Dal pareggio di Benevento si salva solo Mikkel Damsgaard e il gioco della Sampdoria è da film horror. La puntina di Massimiliano Lussana
Iniziamo a scrivere subito le cose buone della Sampdoria.
La prestazione di Mikkel Damsgaard, che è una forza della natura, e infatti ha passato sessantatrè minuti in panchina.
Poi gli ultimi quindici-venti minuti, nei quali perlomeno la Sampdoria ha legittimato il pareggio. Anzi, ha concluso attaccando continuamente, come se si fosse ricordata all’improvviso la sua storia, il suo organico, la sua rosa, certamente molto superiore a quella del Benevento.
Fine delle cose buone. E quindi? Sampdoria, eccetto Damsgaard è tutto da buttare!
Per il resto, a parte queste cose, il Benevento ha dominato. Per di più arrivando parecchie volte vicino al raddoppio, dopo il primo gol che è stato un capolavoro di un mio antico (e recente) amore blucerchiato, Gianluca Caprari. E con la complicità di Audero, al primo vero errore della stagione.
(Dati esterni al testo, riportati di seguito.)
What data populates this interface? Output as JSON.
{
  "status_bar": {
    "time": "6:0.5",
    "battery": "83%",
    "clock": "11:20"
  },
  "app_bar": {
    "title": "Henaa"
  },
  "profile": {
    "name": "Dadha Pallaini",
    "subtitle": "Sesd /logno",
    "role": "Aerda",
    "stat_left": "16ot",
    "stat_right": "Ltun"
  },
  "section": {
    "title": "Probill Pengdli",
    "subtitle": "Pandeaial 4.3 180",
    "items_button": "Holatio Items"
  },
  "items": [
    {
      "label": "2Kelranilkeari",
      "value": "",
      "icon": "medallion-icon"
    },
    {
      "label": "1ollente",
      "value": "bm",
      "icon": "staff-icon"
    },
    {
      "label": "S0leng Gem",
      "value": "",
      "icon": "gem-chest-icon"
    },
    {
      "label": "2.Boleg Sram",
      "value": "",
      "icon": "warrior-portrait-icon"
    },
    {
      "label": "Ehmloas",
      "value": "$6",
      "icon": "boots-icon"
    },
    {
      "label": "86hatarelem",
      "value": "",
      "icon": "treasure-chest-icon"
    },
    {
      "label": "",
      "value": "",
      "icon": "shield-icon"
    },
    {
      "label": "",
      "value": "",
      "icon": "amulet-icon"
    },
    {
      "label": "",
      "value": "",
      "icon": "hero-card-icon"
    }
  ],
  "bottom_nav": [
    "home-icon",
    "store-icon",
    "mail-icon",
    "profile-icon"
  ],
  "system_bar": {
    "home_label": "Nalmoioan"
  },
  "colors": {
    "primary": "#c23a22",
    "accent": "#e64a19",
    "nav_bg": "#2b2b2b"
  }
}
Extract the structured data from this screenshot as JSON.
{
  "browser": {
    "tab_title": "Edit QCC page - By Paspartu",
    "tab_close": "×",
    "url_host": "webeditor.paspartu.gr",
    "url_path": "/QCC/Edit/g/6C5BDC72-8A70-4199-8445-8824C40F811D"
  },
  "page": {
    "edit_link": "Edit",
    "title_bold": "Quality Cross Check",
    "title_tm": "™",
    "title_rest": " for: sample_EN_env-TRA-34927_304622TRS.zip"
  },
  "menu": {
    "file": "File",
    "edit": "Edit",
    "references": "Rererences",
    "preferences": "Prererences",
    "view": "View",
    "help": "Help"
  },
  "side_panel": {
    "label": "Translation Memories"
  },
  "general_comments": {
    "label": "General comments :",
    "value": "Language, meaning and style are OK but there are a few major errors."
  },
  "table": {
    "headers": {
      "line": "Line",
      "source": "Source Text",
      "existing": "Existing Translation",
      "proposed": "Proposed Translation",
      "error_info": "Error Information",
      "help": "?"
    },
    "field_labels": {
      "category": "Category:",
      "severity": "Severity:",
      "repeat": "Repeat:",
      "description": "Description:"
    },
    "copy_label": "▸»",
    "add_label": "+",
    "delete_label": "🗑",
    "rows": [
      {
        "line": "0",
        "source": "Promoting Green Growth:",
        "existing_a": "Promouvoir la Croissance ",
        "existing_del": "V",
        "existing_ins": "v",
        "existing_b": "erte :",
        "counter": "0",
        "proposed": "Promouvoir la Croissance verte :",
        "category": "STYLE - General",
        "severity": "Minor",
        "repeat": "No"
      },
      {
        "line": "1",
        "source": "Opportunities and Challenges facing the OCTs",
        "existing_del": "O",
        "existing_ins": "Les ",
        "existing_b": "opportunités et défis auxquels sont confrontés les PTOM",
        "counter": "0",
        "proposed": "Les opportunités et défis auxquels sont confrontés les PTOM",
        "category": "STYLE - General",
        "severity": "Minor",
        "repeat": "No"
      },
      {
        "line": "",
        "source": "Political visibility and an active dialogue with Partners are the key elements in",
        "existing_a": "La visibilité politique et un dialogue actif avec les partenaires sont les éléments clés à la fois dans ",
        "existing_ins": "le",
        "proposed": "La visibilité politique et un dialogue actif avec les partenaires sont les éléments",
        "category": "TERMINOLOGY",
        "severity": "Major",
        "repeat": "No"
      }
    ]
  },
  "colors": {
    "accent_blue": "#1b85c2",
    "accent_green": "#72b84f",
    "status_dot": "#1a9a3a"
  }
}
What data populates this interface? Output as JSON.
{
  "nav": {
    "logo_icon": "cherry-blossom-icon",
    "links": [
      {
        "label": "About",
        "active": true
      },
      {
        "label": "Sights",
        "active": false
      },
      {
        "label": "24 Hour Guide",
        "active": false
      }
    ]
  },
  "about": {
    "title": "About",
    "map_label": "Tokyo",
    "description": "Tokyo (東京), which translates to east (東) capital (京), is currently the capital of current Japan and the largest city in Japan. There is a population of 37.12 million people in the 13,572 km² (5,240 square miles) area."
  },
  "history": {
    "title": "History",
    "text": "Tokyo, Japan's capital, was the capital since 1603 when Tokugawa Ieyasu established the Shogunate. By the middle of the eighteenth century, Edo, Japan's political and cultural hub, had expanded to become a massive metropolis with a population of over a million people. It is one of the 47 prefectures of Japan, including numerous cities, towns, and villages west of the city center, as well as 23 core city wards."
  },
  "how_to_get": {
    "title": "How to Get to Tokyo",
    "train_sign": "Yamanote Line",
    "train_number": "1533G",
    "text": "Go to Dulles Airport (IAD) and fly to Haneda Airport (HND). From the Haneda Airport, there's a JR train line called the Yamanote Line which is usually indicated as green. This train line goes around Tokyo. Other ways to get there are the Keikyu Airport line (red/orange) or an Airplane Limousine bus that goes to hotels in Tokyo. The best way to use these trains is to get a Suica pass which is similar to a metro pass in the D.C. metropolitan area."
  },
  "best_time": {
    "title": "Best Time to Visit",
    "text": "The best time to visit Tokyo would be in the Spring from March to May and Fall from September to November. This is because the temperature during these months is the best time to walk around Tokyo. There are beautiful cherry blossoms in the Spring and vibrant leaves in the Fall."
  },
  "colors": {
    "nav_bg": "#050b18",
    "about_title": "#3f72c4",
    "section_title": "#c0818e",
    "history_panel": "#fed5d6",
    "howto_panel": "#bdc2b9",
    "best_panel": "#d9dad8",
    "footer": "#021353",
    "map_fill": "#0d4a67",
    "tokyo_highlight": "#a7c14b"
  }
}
Ma, per l’appunto, qui la cosa non è raccontare le azioni o le reti, lo splendido assist di Damsgaard per Keita, o il pareggio finale, peraltro giusto alla luce degli ultimi venti minuti. Qui raccontiamo di una squadra che fa fare quattro punti sui sei disponibili al Benevento che, con tutto il rispetto, non è il City.
Qui raccontiamo della rinuncia a giocare, come se il bel calcio fosse proprio incompatibile con la Sampdoria di Ranieri. Sampdoria che, ad oggi, non è nemmeno lontana parente di quella che ci ha fatto innamorare con Inter, Atalanta, Lazio, Fiorentina. O anche in partite perse come quella di Napoli, con un grande primo tempo.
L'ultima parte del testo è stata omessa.